Black Sea Grain Deal
He also blames frustrations from the West for the collapse of the Black Sea Grain Deal that would have seen smooth shipment of food and grain stocks from Ukraine into world markets to bridge the global food supply gap and reduce pressure on high prices.
“The deal was initiated by Ukraine. It was a deal and every deal has parties. Its purpose was to facilitate the export of Ukrainian grain to the international market alleviating the shortage, and we agreed to that. But the other part of the deal was that the West and the Secretary General of the UN would facilitate the lifting of illegal sanctions against our exporters,” explained the Ambassador.
“We fulfilled our part of the deal, by allowing ships to move with grain from the ports of Ukraine, however, the other parts of the deal were not fulfilled because the West has not lifted the sanctions against us.”

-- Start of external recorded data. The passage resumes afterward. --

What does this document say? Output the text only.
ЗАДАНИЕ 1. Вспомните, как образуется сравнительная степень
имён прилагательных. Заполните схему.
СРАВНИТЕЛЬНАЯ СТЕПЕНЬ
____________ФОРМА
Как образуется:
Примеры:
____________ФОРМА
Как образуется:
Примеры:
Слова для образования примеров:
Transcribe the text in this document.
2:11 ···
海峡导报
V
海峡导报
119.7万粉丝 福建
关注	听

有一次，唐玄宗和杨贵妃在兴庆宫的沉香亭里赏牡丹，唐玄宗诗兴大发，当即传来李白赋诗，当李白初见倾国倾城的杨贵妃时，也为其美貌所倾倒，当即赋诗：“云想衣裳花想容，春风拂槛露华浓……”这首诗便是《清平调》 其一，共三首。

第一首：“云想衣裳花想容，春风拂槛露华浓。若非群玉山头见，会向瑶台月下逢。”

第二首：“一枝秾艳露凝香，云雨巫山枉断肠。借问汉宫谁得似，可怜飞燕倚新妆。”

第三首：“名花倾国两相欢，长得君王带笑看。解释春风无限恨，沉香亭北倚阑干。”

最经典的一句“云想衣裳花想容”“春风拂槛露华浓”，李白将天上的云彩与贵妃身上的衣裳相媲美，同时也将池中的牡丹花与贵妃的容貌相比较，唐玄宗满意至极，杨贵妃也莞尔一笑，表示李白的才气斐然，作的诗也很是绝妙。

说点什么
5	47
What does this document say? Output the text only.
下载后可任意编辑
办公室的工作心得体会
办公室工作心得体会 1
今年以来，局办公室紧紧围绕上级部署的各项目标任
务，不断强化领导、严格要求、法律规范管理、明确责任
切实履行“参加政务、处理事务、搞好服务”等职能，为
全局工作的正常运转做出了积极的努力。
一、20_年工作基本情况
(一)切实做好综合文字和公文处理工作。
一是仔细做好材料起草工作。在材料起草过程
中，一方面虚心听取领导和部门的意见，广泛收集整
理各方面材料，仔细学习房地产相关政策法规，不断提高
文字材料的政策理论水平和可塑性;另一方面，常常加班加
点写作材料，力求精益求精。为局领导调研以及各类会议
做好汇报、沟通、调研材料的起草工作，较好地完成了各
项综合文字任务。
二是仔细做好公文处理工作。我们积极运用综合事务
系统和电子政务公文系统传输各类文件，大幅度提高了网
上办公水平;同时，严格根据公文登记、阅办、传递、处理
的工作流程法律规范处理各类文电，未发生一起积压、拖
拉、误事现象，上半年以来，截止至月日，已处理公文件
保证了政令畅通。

Moscow’s top diplomat in Nairobi further reiterated Russia’s position that the agreed grain route was being used by the US and its allies to bolster Ukraine’s capabilities in the war against Russia.
“The second aspect is that Ukraine and the West were using the sea route to smuggle weapons into Ukraine from the West,” he adds.
Maksimychev insists that the accusation that Russia walked out of the deal therefore amounted to a false accusation and only aimed at painting Moscow in a bad light.
He said Russia means well for Africa and that the country has invested so much in the development of Africa, right from the continent’s struggle for independence.
“You will not find any bigger supporter of Africa’s self-reliance and sovereignty than Russia. We think that a vibrant, sovereign, free, independent, and prosperous Africa is a necessary precondition for global peace and development,” he said.
“We think it would be to everybody’s benefit if Africa reasserts itself as an independent force in the global arena,” added the diplomat citing this as the motivation behind the Russia-Africa summit that has so far been convened twice. “This is a platform for honest dialogue between Russia and Africa. We couldn’t do it if we didn’t believe in Africa.”
To support Kenya’s development aspirations, the ambassador pointed out that Russia is guided in its efforts to assist by the concept of sustainable development which fits perfectly into the bottom-up philosophy.
“We have been consistently trying to help Kenya develop as an independent country to build its state and develop its human capacity. We also pay a lot of attention to food security. Over many years we have been providing food assistance to Kenya in the form of donations,” noted Ambassador Maksimychev.
At the same time, Maksimychev said trade between Russia and Kenya is expanding and that at the moment Moscow has opened its market to a good number of Kenyan products, which is a boost to the country’s economy.
“We are witnessing positive trends. The size of our trade has been expanding over the last several years. There is hope that by the end of this year, we will reach a trade volume of USD 500 million, which is an achievement.”
“Until recently, we have been the second-largest buyer of Kenyan tea. We also buy horticultural produce like flowers, fruits, and vegetables. We are trying to expand trade between our two countries and there is room for improvement.”
On the issue of oil, the ambassador said Russia is willing to negotiate and enter into a deal with Kenya and any other country that has interests in its vast energy resources.